Frase comum e, em
certo sentido, até um hábito é de que, no Brasil, "o ano só começa após o
carnaval". E, se não temos carnaval, significa que, sim, estamos vivendo
um limbo em que não começaremos o ano.
O Feitiço do Tempo,
filme que marcou tantas sessões da tarde tem sido também lembrado para explicar
a vida de tantos, que, desde o início do isolamento, em 2020, vivem dias em que
não se sabe ao certo como será o próximo dia, mês, ano, e, ao mesmo tempo, se
vive roteiro interminável de desolação. Esse roteiro, ao mesmo tempo que parece
novo, com elementos pandêmicos, de golpe, de militares em cargos de gestão da
máquina pública, também não se apresenta inédito.
Por isso mesmo, nessas
palavras buscamos alguma conexão, algum sentido ao que vivemos, em nome do
carnaval sem carne (na terra onde a carne atinge preços altíssimos, sabendo
ainda que, para a população, a carne é cara e, para as elites, a "carne
mais barata do mercado é a carne negra"), sem "corpo-enredo",
sem hinos e desfiles, com marchinhas e escapulidos blocos que tomam pedacinhos
de cidade tentando existir e ocupar os espaços públicos com o que resta de
alegria alegórica.
No samba-enredo da
Beija Flor de 2018 se cantou: "O Pátria Amada por onde andarás, seus filhos
já não aguentam mais…". Como tantos outros, o hino questionador expõe um
Brasil popular, atento ao sofrimento do país. Brasil este que como se percebe
no decorrer de nossa colonial trajetória histórica, quando se coloca,
minimamente, pela população sofre golpes. E, se não são internos, são externos,
como se percebe na guerra em andamento entre Rússia e Ucrânia, em uma
movimentação internacional de desestabilização de um governo que se apresentava
atrelado a interesses de um capitalismo de Estado. Não, também não serve ao
capitalismo neoliberal o capitalismo de Estado.
Que diferença há neste
limbo que nos prende em uma circunstância de governo descomprometido com
demandas de desenvolvimento social, econômico e político para boa parte da
população, de relações de trabalho precarizadas, da exploração do trabalho e
das pessoas pelas pessoas, em um país que oprimiu seus filhos em cada etapa de
sua história. "Sofri nos braços de um capataz,/ Morri nos canaviais onde
se plantava gente", cantou em samba-enredo a Tuiuti.
Mais antigo e,
ressoado por tantos, por tanto tempo, com a Imperatriz :"Liberdade,
Liberdade, abre as asas sobre nós, e que a voz da igualdade seja sempre a nossa
voz", que delícia poder abrir os braços e cantar, girar nas ruas, nos
salões entoando a liberdade. Nem isso, "Pátria Amada", podemos mais.

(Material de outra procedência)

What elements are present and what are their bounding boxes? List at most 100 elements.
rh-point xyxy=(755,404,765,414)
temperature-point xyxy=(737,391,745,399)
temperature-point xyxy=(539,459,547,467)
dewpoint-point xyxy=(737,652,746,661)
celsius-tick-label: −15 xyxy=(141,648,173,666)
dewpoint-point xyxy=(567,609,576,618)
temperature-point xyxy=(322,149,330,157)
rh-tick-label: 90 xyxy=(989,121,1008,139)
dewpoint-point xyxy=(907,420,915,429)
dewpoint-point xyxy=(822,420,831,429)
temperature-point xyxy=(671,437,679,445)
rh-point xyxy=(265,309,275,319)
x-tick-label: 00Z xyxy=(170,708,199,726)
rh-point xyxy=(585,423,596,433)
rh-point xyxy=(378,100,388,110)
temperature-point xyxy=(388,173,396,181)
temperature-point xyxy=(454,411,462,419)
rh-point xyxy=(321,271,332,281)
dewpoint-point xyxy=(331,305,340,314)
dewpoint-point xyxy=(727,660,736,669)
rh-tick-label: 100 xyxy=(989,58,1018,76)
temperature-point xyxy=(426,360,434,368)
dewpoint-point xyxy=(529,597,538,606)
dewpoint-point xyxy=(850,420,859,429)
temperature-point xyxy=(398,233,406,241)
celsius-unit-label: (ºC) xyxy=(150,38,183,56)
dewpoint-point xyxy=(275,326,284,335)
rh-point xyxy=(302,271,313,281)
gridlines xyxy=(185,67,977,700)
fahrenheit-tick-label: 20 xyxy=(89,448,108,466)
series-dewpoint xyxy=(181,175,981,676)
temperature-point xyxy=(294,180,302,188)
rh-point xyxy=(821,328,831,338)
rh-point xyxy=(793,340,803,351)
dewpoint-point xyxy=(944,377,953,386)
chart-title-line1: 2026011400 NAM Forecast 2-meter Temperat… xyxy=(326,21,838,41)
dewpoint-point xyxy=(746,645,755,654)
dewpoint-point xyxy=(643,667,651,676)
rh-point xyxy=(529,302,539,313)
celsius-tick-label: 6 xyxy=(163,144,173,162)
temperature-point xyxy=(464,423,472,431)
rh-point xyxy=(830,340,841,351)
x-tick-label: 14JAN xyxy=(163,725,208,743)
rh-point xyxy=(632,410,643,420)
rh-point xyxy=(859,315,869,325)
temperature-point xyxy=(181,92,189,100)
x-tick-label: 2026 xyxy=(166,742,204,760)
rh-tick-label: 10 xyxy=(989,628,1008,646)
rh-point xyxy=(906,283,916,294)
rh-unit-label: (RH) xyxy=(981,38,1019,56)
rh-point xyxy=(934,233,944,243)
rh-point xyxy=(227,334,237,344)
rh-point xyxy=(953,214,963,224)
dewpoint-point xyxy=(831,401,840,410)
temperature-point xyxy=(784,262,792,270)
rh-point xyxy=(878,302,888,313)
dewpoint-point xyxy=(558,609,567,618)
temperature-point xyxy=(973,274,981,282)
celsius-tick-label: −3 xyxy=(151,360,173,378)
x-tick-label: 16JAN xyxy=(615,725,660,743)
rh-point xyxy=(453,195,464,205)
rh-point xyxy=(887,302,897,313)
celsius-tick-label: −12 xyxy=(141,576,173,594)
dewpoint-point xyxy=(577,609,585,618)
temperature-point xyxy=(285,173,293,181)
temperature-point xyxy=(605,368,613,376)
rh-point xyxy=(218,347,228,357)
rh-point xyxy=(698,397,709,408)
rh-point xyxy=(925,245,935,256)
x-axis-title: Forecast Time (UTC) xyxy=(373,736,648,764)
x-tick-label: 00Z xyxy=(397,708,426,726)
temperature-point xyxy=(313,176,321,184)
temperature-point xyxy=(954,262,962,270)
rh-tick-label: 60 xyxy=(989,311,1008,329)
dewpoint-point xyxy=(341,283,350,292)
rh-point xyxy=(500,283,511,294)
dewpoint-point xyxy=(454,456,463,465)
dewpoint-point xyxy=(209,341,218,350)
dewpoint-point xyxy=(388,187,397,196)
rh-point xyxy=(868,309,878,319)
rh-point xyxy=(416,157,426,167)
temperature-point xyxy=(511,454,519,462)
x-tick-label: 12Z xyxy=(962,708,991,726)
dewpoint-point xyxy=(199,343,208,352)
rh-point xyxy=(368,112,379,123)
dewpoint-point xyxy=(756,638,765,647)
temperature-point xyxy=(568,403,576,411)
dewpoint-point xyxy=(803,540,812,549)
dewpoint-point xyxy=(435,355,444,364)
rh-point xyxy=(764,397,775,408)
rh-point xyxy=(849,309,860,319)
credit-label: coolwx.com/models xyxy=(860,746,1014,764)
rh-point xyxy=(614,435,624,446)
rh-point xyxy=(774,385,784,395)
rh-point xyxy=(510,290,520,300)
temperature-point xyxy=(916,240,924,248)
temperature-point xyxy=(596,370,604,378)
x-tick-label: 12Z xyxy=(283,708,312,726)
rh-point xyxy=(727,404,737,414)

Como começaremos nosso ano?
Mas, a questão que
trazemos aqui é: será que já começamos algum? Sabemos que é possível, sim, pois
a Mocidade Independente ensinou, "a mão que faz a bomba, faz o
samba". Mas é preciso que as mãos estejam ocupadas trabalhando, forjando,
outra perspectiva de ação comum, de cuidado com o mundo. E, para isso, não se
pode ignorar os processos de exploração, nas diferentes escalas, dos indivíduos
à macropolítica, à geopolítica. É preciso considerar "A história que a
história não conta,/ O avesso do mesmo lugar,/ Na luta é que a gente se
encontra".
Considerar a história
do Brasil, agentes, inclusive do pensamento, da academia, os que de fato
comprometidos em compreender as mazelas, sem desconsiderar as articulações
internacionais que nos colocam como explorados, uma elite que dá as mãos a
interesses do capital sempre agressivos, violentos, para enxergar a
profundidade dos processos em que estamos inseridos, processos que nos deixam
isolados, ajoelhados perante um cotidiano massacrante de trabalho abusivo que
nos impede de refletir, reagir, e repensar a vida que queremos. "Brasil, o
teu nome é Dandara", sim, e que não nos enganemos, é preciso uma
guerreira, pessoas que lutem, "chegou a vez de ouvir as Marias, Mahins,
Marielles, malês". Versos da Mangueira que nos apoiam a acordar, porque a
trajetória é longa e de muitas dificuldades e dores. Porque o fato é "Teu
livro eu não sei ler, Brasil", e não sabemos porque temos nossas vistas
obstruídas por narrativas, estruturas, instituições que nos diminuem, nos afastam,
e nos oprimem.
Mas, se juntos
ouvirmos vozes que cantam, o que cantam, o que nos dizem, nossos
"corpo-enredos vão pedir carnaval", e as festas voltarão a existir de
verdade, "os corpos serão templos, para as nossas festas pagãs".